Another addition in 2011 is the Grey Gum Cafe on the Singleton/Putty Road, 6 km south of the Putty turnoff. Coffee, hot meals, toilets and a shower block for travellers are available.

==Social and activities==
Community groups include:
- New South Wales Rural Fire Service Putty brigade.
- The Putty Community Association (PCA) which currently operates the Putty Community Hall.
- The hall is an historic building that stands on land donated for the purpose, and as the land title deeds dated 1918 state: "Upon trust for the use of the residents of Putty for Public, Religious and Social gatherings and for such other purposes as the said residents may from time to time determine...". The hall has undergone a continual restoration over the last 20 years, using volunteer labour and funds donated or raised during social events.
- The Hall is used as a Church on the second and fourth Sunday mornings of each week with Eucharists, Bible Study and Sunday School being provided by the local Anglican Priest from the Anglican Communities of Our Lady.
- The PCA hosts several annual events at the hall, including an Anzac day service, a Christmas gathering, a Christmas in July, and the "Biggest Morning Tea" to raise money for cancer research. The major social event is the Putty Spring Fair, held at the hall usually on a weekend-day in September. Various information and training sessions are also held at the Community Hall from time to time.

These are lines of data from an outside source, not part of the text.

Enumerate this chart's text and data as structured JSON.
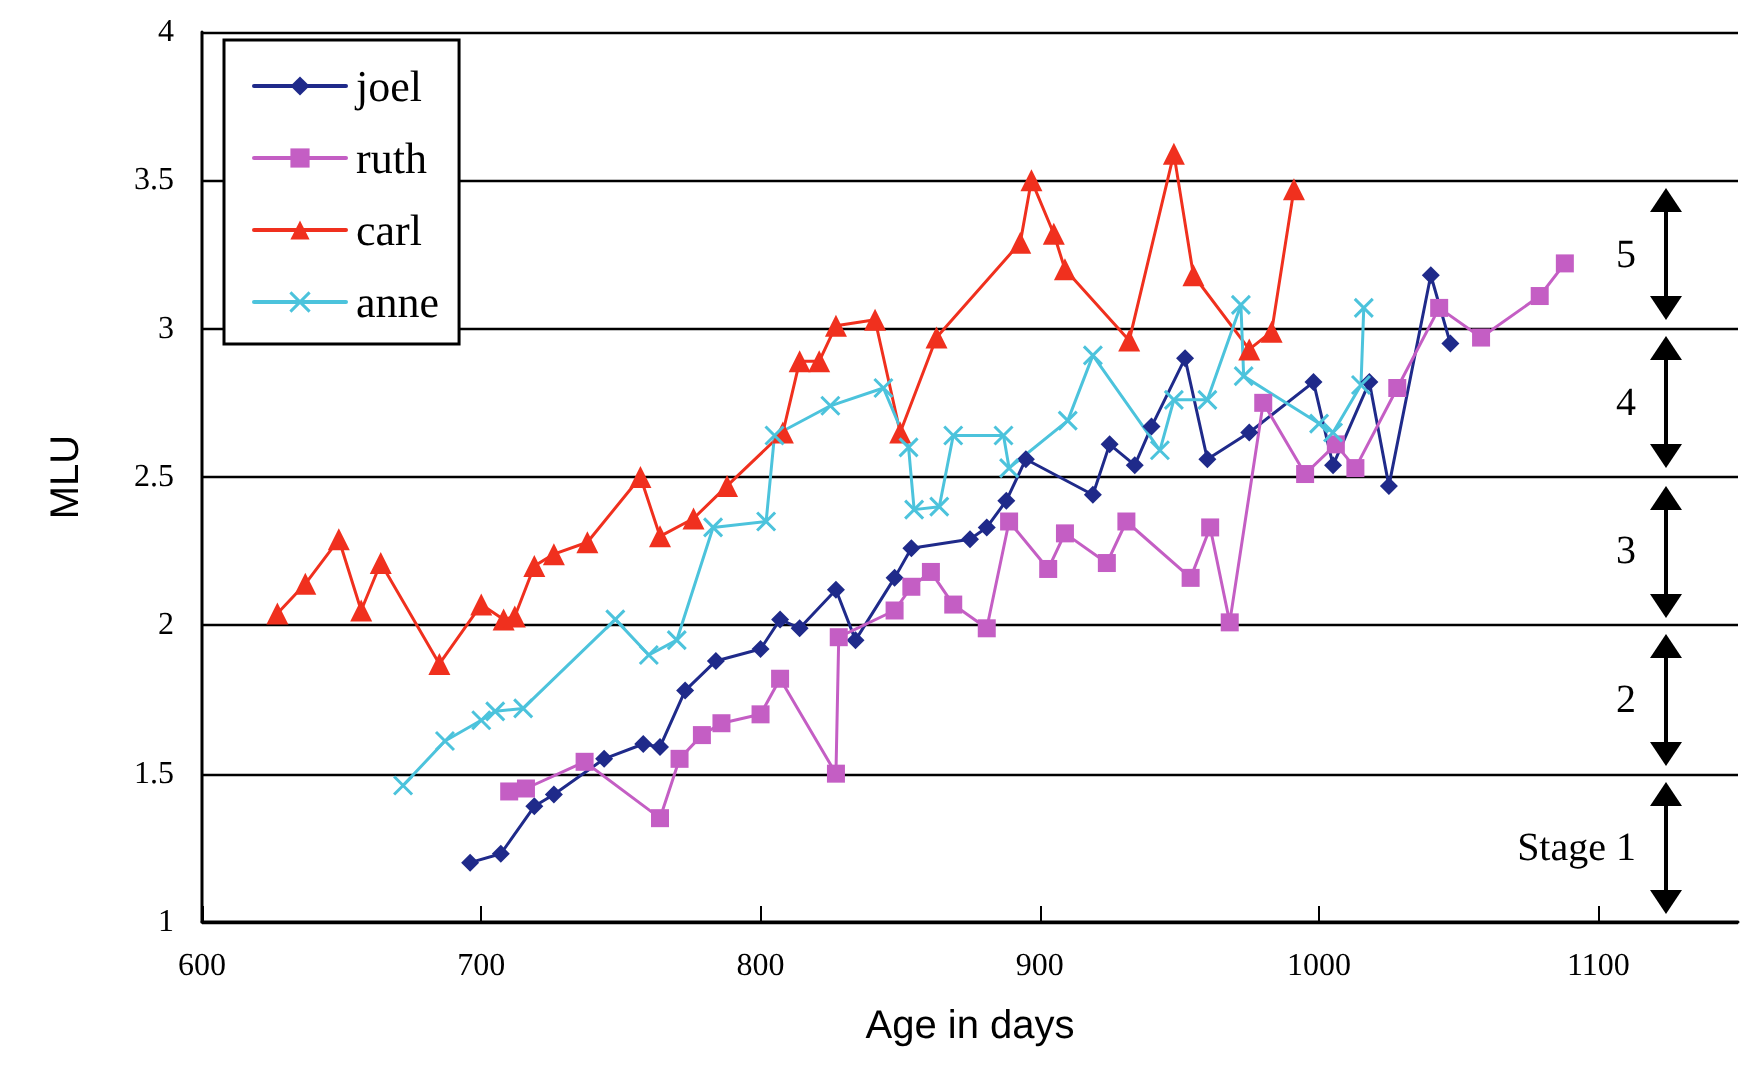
{
  "chart_data": {
    "type": "line",
    "xlabel": "Age in days",
    "ylabel": "MLU",
    "xlim": [
      600,
      1150
    ],
    "xticks": [
      600,
      700,
      800,
      900,
      1000,
      1100
    ],
    "ylim": [
      1,
      4
    ],
    "yticks": [
      1,
      1.5,
      2,
      2.5,
      3,
      3.5,
      4
    ],
    "grid": "y",
    "legend": "top left",
    "line_style": "solid",
    "series": [
      {
        "name": "joel",
        "color": "#1f2a8a",
        "marker": "diamond",
        "x": [
          696,
          707,
          719,
          726,
          744,
          758,
          764,
          773,
          784,
          800,
          807,
          814,
          827,
          834,
          848,
          854,
          875,
          881,
          888,
          895,
          919,
          925,
          934,
          940,
          952,
          960,
          975,
          998,
          1005,
          1018,
          1025,
          1040,
          1047
        ],
        "values": [
          1.2,
          1.23,
          1.39,
          1.43,
          1.55,
          1.6,
          1.59,
          1.78,
          1.88,
          1.92,
          2.02,
          1.99,
          2.12,
          1.95,
          2.16,
          2.26,
          2.29,
          2.33,
          2.42,
          2.56,
          2.44,
          2.61,
          2.54,
          2.67,
          2.9,
          2.56,
          2.65,
          2.82,
          2.54,
          2.82,
          2.47,
          3.18,
          2.95
        ]
      },
      {
        "name": "ruth",
        "color": "#c45ec4",
        "marker": "square",
        "x": [
          710,
          716,
          737,
          764,
          771,
          779,
          786,
          800,
          807,
          827,
          828,
          848,
          854,
          861,
          869,
          881,
          889,
          903,
          909,
          924,
          931,
          954,
          961,
          968,
          980,
          995,
          1006,
          1013,
          1028,
          1043,
          1058,
          1079,
          1088
        ],
        "values": [
          1.44,
          1.45,
          1.54,
          1.35,
          1.55,
          1.63,
          1.67,
          1.7,
          1.82,
          1.5,
          1.96,
          2.05,
          2.13,
          2.18,
          2.07,
          1.99,
          2.35,
          2.19,
          2.31,
          2.21,
          2.35,
          2.16,
          2.33,
          2.01,
          2.75,
          2.51,
          2.61,
          2.53,
          2.8,
          3.07,
          2.97,
          3.11,
          3.22
        ]
      },
      {
        "name": "carl",
        "color": "#f0301e",
        "marker": "triangle",
        "x": [
          627,
          637,
          649,
          657,
          664,
          685,
          700,
          708,
          712,
          719,
          726,
          738,
          757,
          764,
          776,
          788,
          808,
          814,
          821,
          827,
          841,
          850,
          863,
          893,
          897,
          905,
          909,
          932,
          948,
          955,
          975,
          983,
          991
        ],
        "values": [
          2.04,
          2.14,
          2.29,
          2.05,
          2.21,
          1.87,
          2.07,
          2.02,
          2.03,
          2.2,
          2.24,
          2.28,
          2.5,
          2.3,
          2.36,
          2.47,
          2.65,
          2.89,
          2.89,
          3.01,
          3.03,
          2.65,
          2.97,
          3.29,
          3.5,
          3.32,
          3.2,
          2.96,
          3.59,
          3.18,
          2.93,
          2.99,
          3.47
        ]
      },
      {
        "name": "anne",
        "color": "#4cc3dc",
        "marker": "cross",
        "x": [
          672,
          687,
          700,
          705,
          715,
          748,
          760,
          770,
          783,
          802,
          805,
          825,
          844,
          853,
          855,
          864,
          869,
          887,
          889,
          910,
          919,
          943,
          948,
          960,
          972,
          973,
          1000,
          1005,
          1015,
          1016
        ],
        "values": [
          1.46,
          1.61,
          1.68,
          1.71,
          1.72,
          2.02,
          1.9,
          1.95,
          2.33,
          2.35,
          2.64,
          2.74,
          2.8,
          2.6,
          2.39,
          2.4,
          2.64,
          2.64,
          2.53,
          2.69,
          2.91,
          2.59,
          2.76,
          2.76,
          3.08,
          2.84,
          2.68,
          2.65,
          2.81,
          3.07
        ]
      }
    ],
    "annotations": [
      "5",
      "4",
      "3",
      "2",
      "Stage 1"
    ]
  }
}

- The hall also serves as a place of refuge during times of local disaster. Bushfire and flood can quickly isolate the town making a return home impossible if caught on the wrong side. For such occasions, the PCA operates an emergency satellite phone in the event of a failure of the local telephone system.
- Putty's proximity to the Wollemi National Park means it is sometimes used as a starting or finishing point for treks. Hikers often utilise old logging trails that make it possible to walk through the national park on trips of eighty kilometres or more.